Como a artilharia não danificara
nem o arame farpado nem os
bunkers subterrâneos do inimigo,
os ingleses encontraram suas defesas intactas e, antes do fim do
dia, sofreram 57.470 baixas, entre
elas 19.240 mortos.
Quando, no inverno, a batalha
cessou, os aliados haviam, ao custo de 600 mil baixas (contra 500
mil alemãs), avançado cerca de
dez quilômetros.
É fácil, a um século de distância,
condenar os generais e marechais
de outrora. Militares que se formaram estudando as cargas de
cavalaria das campanhas napoleônicas e fizeram carreira combatendo nativos na Ásia e na
África não tinham como compreender a guerra industrial moderna conforme essa nascia diante de seus olhos.

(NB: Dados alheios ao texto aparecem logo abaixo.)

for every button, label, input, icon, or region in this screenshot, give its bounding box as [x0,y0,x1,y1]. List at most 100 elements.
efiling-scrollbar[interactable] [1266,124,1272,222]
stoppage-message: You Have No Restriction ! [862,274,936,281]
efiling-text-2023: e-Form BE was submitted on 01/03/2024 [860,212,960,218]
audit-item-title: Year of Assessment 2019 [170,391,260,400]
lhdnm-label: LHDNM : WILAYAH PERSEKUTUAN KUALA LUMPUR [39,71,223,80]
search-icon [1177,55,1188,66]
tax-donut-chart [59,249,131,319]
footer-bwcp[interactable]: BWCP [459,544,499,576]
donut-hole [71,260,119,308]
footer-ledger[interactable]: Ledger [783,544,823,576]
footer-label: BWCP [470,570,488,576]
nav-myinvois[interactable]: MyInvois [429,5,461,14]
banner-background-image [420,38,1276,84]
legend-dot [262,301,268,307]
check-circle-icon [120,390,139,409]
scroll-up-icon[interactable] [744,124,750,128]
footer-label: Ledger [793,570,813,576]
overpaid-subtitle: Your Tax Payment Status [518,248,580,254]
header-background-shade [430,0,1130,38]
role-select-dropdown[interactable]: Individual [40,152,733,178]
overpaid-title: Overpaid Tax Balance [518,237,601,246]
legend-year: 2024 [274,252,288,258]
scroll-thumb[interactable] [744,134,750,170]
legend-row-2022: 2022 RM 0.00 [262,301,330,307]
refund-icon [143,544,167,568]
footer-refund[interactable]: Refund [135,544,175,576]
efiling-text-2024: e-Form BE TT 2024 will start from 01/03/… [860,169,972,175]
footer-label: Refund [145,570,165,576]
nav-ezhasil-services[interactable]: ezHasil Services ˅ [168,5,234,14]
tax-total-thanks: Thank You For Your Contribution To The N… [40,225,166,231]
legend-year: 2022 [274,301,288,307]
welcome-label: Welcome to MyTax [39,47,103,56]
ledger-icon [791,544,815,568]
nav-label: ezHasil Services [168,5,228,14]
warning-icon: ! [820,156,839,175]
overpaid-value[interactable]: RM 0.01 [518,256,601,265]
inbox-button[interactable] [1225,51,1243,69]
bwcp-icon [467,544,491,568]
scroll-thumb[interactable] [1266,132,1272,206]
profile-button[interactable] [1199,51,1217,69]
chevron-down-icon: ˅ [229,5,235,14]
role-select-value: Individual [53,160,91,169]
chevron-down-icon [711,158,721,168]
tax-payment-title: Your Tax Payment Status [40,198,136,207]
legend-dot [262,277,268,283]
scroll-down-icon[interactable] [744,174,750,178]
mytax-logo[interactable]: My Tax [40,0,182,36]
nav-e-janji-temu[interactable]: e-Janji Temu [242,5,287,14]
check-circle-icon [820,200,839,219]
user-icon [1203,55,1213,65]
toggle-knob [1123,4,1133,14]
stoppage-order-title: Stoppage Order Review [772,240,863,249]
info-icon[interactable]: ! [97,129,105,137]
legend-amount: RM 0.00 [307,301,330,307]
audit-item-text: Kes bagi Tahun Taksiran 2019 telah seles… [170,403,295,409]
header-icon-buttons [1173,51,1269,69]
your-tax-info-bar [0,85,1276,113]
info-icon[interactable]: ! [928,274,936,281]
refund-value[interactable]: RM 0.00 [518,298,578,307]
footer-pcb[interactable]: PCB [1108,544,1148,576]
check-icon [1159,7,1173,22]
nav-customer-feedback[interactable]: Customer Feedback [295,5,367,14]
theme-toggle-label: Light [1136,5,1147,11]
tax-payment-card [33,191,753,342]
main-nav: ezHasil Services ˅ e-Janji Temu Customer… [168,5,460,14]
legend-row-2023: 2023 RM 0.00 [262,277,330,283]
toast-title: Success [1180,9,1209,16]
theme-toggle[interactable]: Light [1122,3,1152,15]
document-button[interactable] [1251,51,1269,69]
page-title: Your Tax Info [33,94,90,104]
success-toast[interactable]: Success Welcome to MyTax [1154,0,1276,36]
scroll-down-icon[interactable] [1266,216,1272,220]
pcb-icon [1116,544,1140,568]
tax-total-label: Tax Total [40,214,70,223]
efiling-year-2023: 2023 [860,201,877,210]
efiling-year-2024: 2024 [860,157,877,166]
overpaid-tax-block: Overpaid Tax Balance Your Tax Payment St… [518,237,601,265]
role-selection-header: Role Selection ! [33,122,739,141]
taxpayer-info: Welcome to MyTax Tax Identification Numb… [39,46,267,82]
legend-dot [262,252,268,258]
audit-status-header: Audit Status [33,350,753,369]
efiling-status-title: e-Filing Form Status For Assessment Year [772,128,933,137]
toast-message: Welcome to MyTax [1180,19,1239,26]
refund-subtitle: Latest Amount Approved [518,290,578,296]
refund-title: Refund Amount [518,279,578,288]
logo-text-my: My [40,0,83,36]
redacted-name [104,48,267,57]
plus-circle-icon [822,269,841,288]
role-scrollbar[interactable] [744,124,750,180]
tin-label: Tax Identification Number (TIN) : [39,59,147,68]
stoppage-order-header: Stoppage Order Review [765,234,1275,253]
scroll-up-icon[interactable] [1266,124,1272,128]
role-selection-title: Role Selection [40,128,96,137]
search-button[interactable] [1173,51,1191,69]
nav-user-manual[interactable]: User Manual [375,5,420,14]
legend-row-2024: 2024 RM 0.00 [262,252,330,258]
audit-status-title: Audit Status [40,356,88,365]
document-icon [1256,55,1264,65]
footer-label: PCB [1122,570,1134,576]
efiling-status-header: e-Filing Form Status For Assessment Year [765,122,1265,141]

As lições da Primeira Guerra,
porém, foram assimiladas, de
modo que, na Segunda Guerra, os
exércitos envolvidos passaram
tanto a privilegiar inovações como a promover oficiais capazes
de se adaptarem a circunstâncias
cambiáveis. Desde então as melhores forças armadas se mostraram flexíveis e inclinadas a "pensar diferente". Quem ocupa hoje o
lugar do alto comando de 1916
são, portanto, menos os militares
do que os repórteres, comentadores, analistas e ideólogos, enfim, a
mídia, especialmente nos Estados
Unidos e na Europa.
Lendo jornais como "The New
York Times" ou "Le Monde", assistindo à BBC ou à CNN, obtém-se a impressão de que seus profissionais continuam, como se diz,
travando a última guerra, ou melhor, a última que contou para
eles, não a atual. Nem é culpa dos
professores de geografia se seus
alunos acham que a Mesopotâmia, banhada não pelo Tigre e
Eufrates, mas pelo Mekong, fica
no sudeste asiático. Embora seja
sempre instrutivo comparar conflitos diversos, o único paralelo
pertinente entre o Vietnã e o Iraque é o menos enfatizado: ambos
são somente campanhas de uma
conflagração global, respectivamente a Guerra Fria e a guerra
contra o islamismo radical.
Tal fixação decorre sobretudo
do fato de que, malgrado a Guerra do Vietnã ter sido uma derrota
para os EUA e para a população
vietnamita, ela foi sem dúvida
uma vitória para a mídia que pesou tanto ou mais em seu desfecho do que tropas e armas. Inúmeros jornalistas veteranos estabeleceram suas reputações nos
anos 60/70, e é com eles que os jovens aprenderam suas técnicas de
combate. Se o insucesso na Indochina obrigou os estrategistas
americanos a descartarem idéias
e conceitos obsoletos, muito da
imprensa, entregando-se à autocomplacência, contentou-se em
perpetuar os mitos da época.
Assim, não obstante os Estados
Unidos terem derrubado o Taliban afegão quase sem baixas e
conquistado Bagdá em três semanas, apesar de capturarem Saddam Hussein e liquidarem seus filhos perdendo, em um ano e
meio, enquanto desmontam pacientemente uma insurgência de
baixa intensidade, apenas mil
soldados, a expressão que mais se
ouve é "atoleiro" (quagmire). A
expressão, popularizada pela
Guerra do Vietnã, não parece
aplicável às informações a que se
tem acesso. O grosso das baixas
iraquianas se compõe de civis assassinados pelos "insurgentes",
mas esses, segundo algumas fontes, já perderam talvez 30 mil dos
seus, e a administração Bush afirma ter morto ou capturado 2/3 da
liderança da Al Qaeda. Tampouco se divulgou quantos de seus
militantes pereceram em campanhas como a de Tora Bora, em
fins de 2001, no Afeganistão.
Aliás, o que caracteriza a presente guerra (bem como qualquer
outra antes que vire história) é a
escassez de informação. Cada lado passa boa parte do tempo procurando descobrir os planos do
antagonista e quão fortalecido ou
enfraquecido ele está. Ambos manipulam os dados e o que chega
ao público não diretamente envolvido reduz-se a uma fração
duvidosa do total. Quanto à mídia, sua maior ilusão reside, como
no caso dos generais da batalha
do Somme, em pensar que sabe
mais do que, no momento, é possível saber.